After spending weeks in the dark, NASA's Dawn spacecraft has resumed tracking those mysterious white spots on the dwarf planet Ceres.

The fresh pictures, released Monday, show Ceres in the main asteroid belt as seen from about 14,000 miles (22,000 kilometers) above Ceres' north pole, as of April 14 and 15.

The car-sized Dawn probe has been closing in on Ceres to start making science observations from a pole-to-pole, 8,400-mile (13,500-mile) orbit. In order to get to that mapping orbit, the spacecraft had to swing around Ceres' dark side — but now it's coming back into the light.

"The approach imaging campaign has completed successfully by giving us a preliminary, tantalizing view of the world Dawn is about to start exploring in detail," Dawn mission director Marc Rayman, who's based at NASA's Jet Propulsion Laboratory, said in Monday's image advisory. "It has allowed us to start asking some new and intriguing questions."

Astronomers have known about the bright spots on Ceres for more than a decade, but Dawn is expected to help them figure out what's causing them to shine. The tail end of the video highlights the two brightest spots, which look like alien headlights and are known collectively as "Spot 5." One brightens as it rolls into the sunshine, and then the other follows suit.

"The brighter spot reflects first, as it is less shadowed by the crater rim as the crater rotates into sunlight," JPL's Carol Raymond, the mission's deputy principal investigator, told NBC News in an email. "It is also just brighter overall, so it would appear to brighten first."

The dimmer spot seems to have a more elongated appearance in the latest imagery. One of the leading hypotheses is that the spots are areas of more reflective material — perhaps sheets of water ice, or exposures of salt-rich soil. But Raymond said "we can't really get more information yet on what the bright spots are."

"The mystery remains for a bit longer," she said.

Update for 2 p.m.
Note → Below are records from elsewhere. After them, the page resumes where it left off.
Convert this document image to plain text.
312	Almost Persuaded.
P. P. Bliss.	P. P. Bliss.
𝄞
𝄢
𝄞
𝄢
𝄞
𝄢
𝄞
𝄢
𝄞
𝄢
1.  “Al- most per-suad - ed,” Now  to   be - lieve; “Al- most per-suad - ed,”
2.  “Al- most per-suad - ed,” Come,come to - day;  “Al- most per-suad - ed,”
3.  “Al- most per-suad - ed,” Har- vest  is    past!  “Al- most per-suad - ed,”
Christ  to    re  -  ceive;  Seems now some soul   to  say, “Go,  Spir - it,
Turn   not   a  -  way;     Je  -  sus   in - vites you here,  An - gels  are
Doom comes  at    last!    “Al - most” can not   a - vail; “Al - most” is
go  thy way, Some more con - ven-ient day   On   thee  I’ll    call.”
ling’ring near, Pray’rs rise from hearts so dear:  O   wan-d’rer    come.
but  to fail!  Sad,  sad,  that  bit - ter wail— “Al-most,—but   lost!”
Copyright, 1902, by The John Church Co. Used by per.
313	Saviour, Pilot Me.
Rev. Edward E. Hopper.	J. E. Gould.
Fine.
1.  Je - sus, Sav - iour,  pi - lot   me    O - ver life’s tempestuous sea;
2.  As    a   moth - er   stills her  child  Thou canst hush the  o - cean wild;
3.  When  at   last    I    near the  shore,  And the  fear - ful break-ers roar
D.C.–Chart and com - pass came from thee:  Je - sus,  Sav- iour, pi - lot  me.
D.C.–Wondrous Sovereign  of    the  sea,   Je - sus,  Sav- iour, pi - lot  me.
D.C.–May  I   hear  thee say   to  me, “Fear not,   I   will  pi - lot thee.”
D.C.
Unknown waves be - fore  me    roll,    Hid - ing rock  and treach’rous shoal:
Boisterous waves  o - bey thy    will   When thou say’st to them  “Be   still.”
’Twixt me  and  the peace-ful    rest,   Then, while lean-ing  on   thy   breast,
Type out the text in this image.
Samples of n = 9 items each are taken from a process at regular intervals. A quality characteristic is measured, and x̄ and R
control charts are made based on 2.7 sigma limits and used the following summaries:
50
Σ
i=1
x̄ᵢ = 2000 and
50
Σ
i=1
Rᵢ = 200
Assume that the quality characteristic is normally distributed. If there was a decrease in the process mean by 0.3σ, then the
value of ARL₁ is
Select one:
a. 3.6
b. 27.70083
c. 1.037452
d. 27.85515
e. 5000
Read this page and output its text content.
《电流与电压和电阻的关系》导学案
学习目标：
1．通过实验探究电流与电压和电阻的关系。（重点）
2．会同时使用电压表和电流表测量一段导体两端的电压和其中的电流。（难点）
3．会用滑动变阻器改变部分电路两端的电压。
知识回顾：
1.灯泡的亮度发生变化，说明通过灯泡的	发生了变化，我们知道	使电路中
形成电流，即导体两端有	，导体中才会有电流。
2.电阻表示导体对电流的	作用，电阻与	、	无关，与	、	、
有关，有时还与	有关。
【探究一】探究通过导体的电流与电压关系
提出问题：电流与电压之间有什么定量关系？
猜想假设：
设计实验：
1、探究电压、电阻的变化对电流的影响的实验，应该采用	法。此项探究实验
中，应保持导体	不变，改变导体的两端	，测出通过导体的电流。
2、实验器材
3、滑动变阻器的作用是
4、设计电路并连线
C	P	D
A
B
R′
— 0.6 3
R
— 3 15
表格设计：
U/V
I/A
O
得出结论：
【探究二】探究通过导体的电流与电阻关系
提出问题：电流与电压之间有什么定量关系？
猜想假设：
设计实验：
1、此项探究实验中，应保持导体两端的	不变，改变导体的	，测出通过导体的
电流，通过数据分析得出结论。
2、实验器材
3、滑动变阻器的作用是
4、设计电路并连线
ET April 20: UCLA's Christopher Russell, principal investigator for the Dawn mission, sent along this follow-up email:

"I have nothing to add to Carol's comments besides the fact that the small size of the bright spots resulting in our inability to resolve them is as agonizingly frustrating to the science team as it is to the public following the progress of our mission. The data coming down in May will have better resolution, but we still cannot guarantee it will be good enough to unambiguously determine the source of these mysterious bright spots. Argh..."

The good news is that Dawn is due to get much closer to Ceres over the course of its yearlong mapping mission — as close as 235 miles (378 kilometers) by November.